As I mentioned before, the filmmakers use 5.1 DTS-HD for the audio, which is technically the absolute best part of the picture, whether it reflects the era of the 1930’s or not. There is excellent bass when called upon, a good front-channel stereo spread, and an effective use of the surrounds for occasional environmental noises and ambient musical bloom. The sound is clean and polished, doing justice to the musical soundtrack, even if it may remind you more of today’s films than those of the Thirties.
There is a surprising lot of material among the extras, all of it in high def, the total timings of which exceed that of the movie itself. First up, there’s a commentary track with the filmmakers, Sean Branney, Andrew Leman, and David Robertson. After that is a main making-of featurette, “The Whisperer Behind the Scenes,” forty-seven minutes; and nine shorter, technical featurettes, about 108 minutes. There is a good deal of repetition among these various featurettes, but they can be revealing in their way. Then, there are six deleted or extended scenes; a healthy twenty-eight scene selections; and four trailers, three for “Whisperer” and one for “The Call of Cthulhu.” English is the only spoken language available, and there are no subtitle options that I could find.

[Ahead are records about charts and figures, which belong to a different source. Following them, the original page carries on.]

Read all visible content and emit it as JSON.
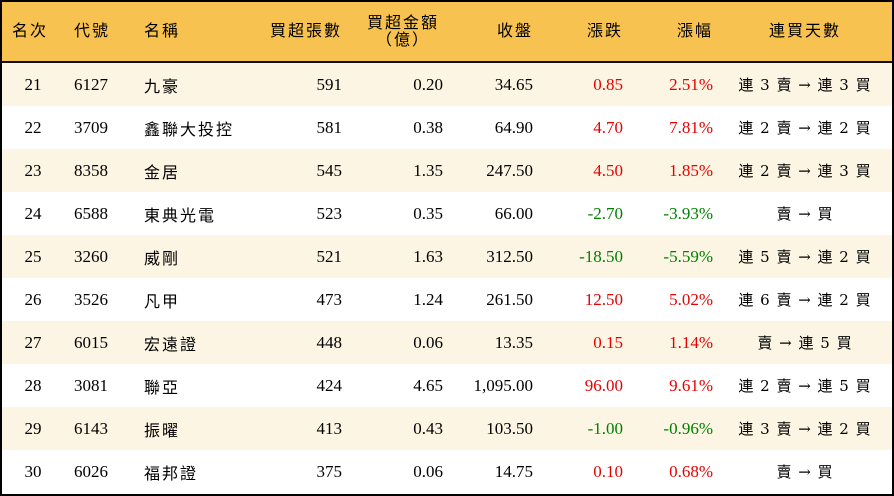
{
  "colors": {
    "header_bg": "#F8C251",
    "row_odd_bg": "#FDF5E3",
    "row_even_bg": "#FFFFFF",
    "up": "#E60000",
    "down": "#008000",
    "border": "#000000"
  },
  "header": {
    "rank": "名次",
    "code": "代號",
    "name": "名稱",
    "net_buy_lots": "買超張數",
    "net_buy_amount_line1": "買超金額",
    "net_buy_amount_line2": "（億）",
    "close": "收盤",
    "change": "漲跌",
    "change_pct": "漲幅",
    "streak": "連買天數"
  },
  "rows": [
    {
      "rank": "21",
      "code": "6127",
      "name": "九豪",
      "lots": "591",
      "amount": "0.20",
      "close": "34.65",
      "change": "0.85",
      "pct": "2.51%",
      "dir": "up",
      "streak": "連 3 賣 → 連 3 買"
    },
    {
      "rank": "22",
      "code": "3709",
      "name": "鑫聯大投控",
      "lots": "581",
      "amount": "0.38",
      "close": "64.90",
      "change": "4.70",
      "pct": "7.81%",
      "dir": "up",
      "streak": "連 2 賣 → 連 2 買"
    },
    {
      "rank": "23",
      "code": "8358",
      "name": "金居",
      "lots": "545",
      "amount": "1.35",
      "close": "247.50",
      "change": "4.50",
      "pct": "1.85%",
      "dir": "up",
      "streak": "連 2 賣 → 連 3 買"
    },
    {
      "rank": "24",
      "code": "6588",
      "name": "東典光電",
      "lots": "523",
      "amount": "0.35",
      "close": "66.00",
      "change": "-2.70",
      "pct": "-3.93%",
      "dir": "down",
      "streak": "賣 → 買"
    },
    {
      "rank": "25",
      "code": "3260",
      "name": "威剛",
      "lots": "521",
      "amount": "1.63",
      "close": "312.50",
      "change": "-18.50",
      "pct": "-5.59%",
      "dir": "down",
      "streak": "連 5 賣 → 連 2 買"
    },
    {
      "rank": "26",
      "code": "3526",
      "name": "凡甲",
      "lots": "473",
      "amount": "1.24",
      "close": "261.50",
      "change": "12.50",
      "pct": "5.02%",
      "dir": "up",
      "streak": "連 6 賣 → 連 2 買"
    },
    {
      "rank": "27",
      "code": "6015",
      "name": "宏遠證",
      "lots": "448",
      "amount": "0.06",
      "close": "13.35",
      "change": "0.15",
      "pct": "1.14%",
      "dir": "up",
      "streak": "賣 → 連 5 買"
    },
    {
      "rank": "28",
      "code": "3081",
      "name": "聯亞",
      "lots": "424",
      "amount": "4.65",
      "close": "1,095.00",
      "change": "96.00",
      "pct": "9.61%",
      "dir": "up",
      "streak": "連 2 賣 → 連 5 買"
    },
    {
      "rank": "29",
      "code": "6143",
      "name": "振曜",
      "lots": "413",
      "amount": "0.43",
      "close": "103.50",
      "change": "-1.00",
      "pct": "-0.96%",
      "dir": "down",
      "streak": "連 3 賣 → 連 2 買"
    },
    {
      "rank": "30",
      "code": "6026",
      "name": "福邦證",
      "lots": "375",
      "amount": "0.06",
      "close": "14.75",
      "change": "0.10",
      "pct": "0.68%",
      "dir": "up",
      "streak": "賣 → 買"
    }
  ]
}
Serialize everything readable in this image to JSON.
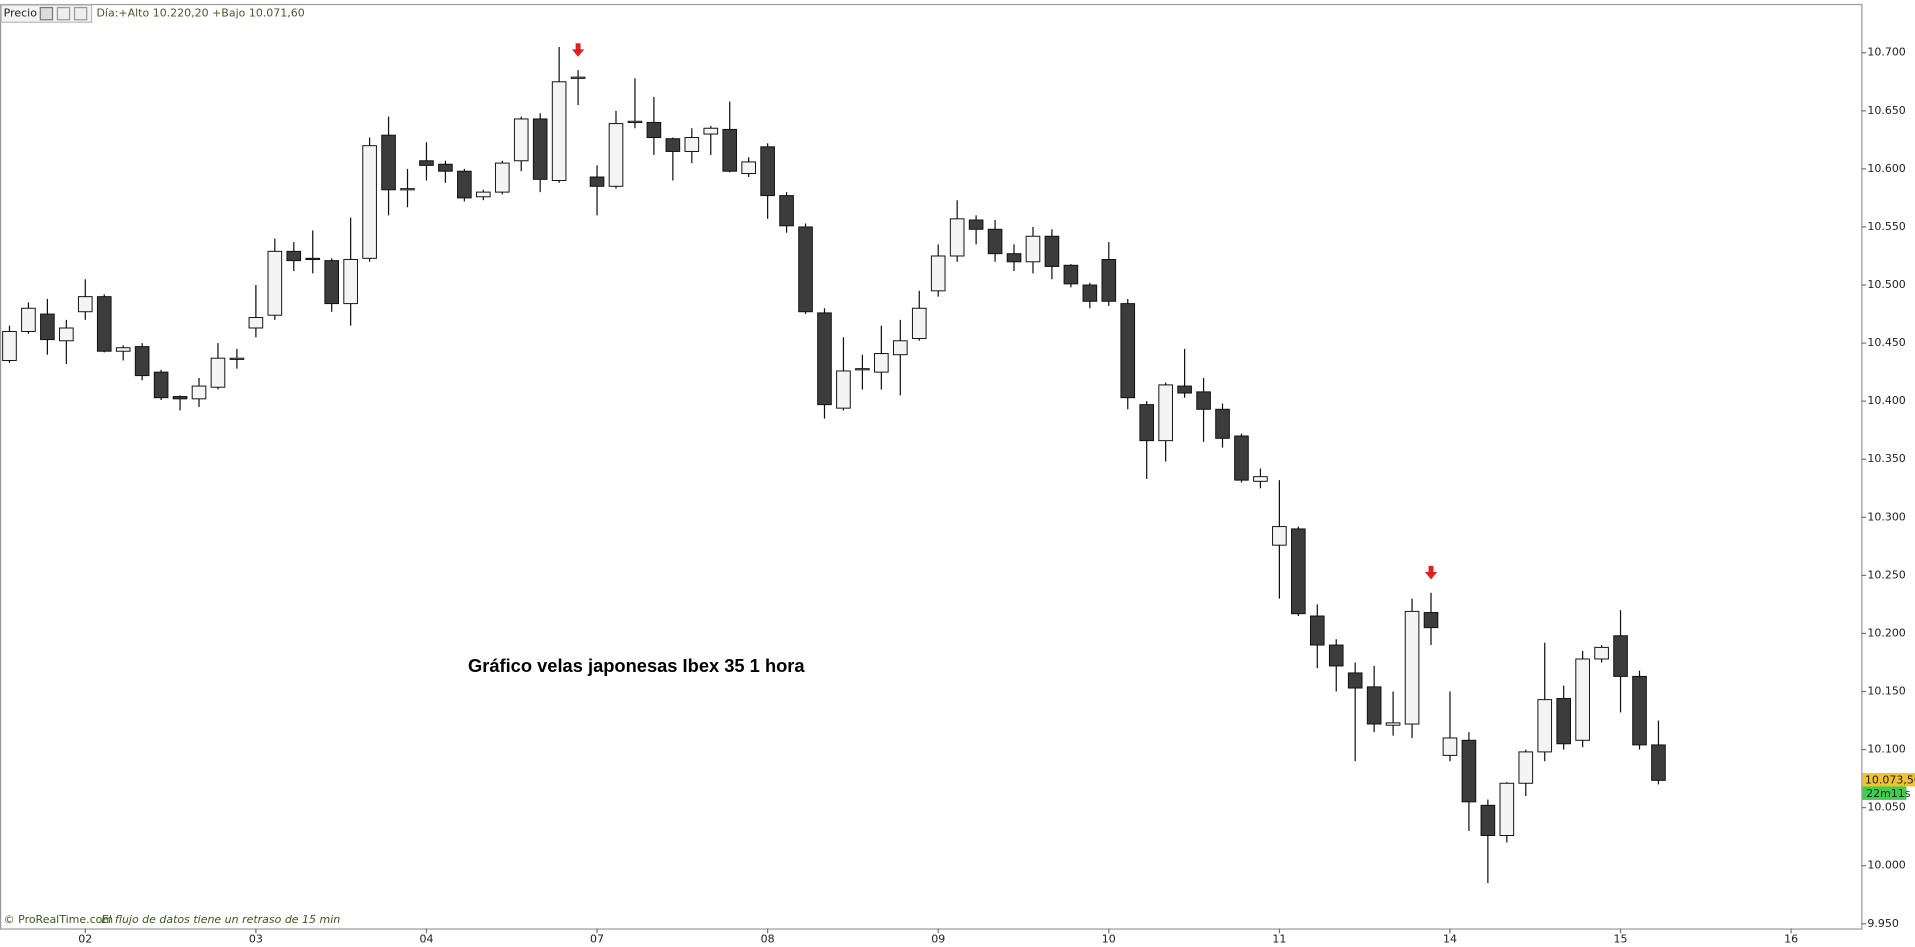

Of the many screen adaptions of H.P. Lovecraft’s work, the ones from the H.P. Lovecraft Historical Society are among the best you’ll find, although one wishes for a steadier tempo in “Whisperer” and a greater building of tension and suspense. Still, the atmospherics are in place, and the filmmakers catch the essence of Lovecraft’s expansive horror with efficiency. The film is genuinely entertaining without attaining greatness. The Wife-O-Meter thought “Whisperer” was a good Saturday-afternoon popcorn flick. Fair enough.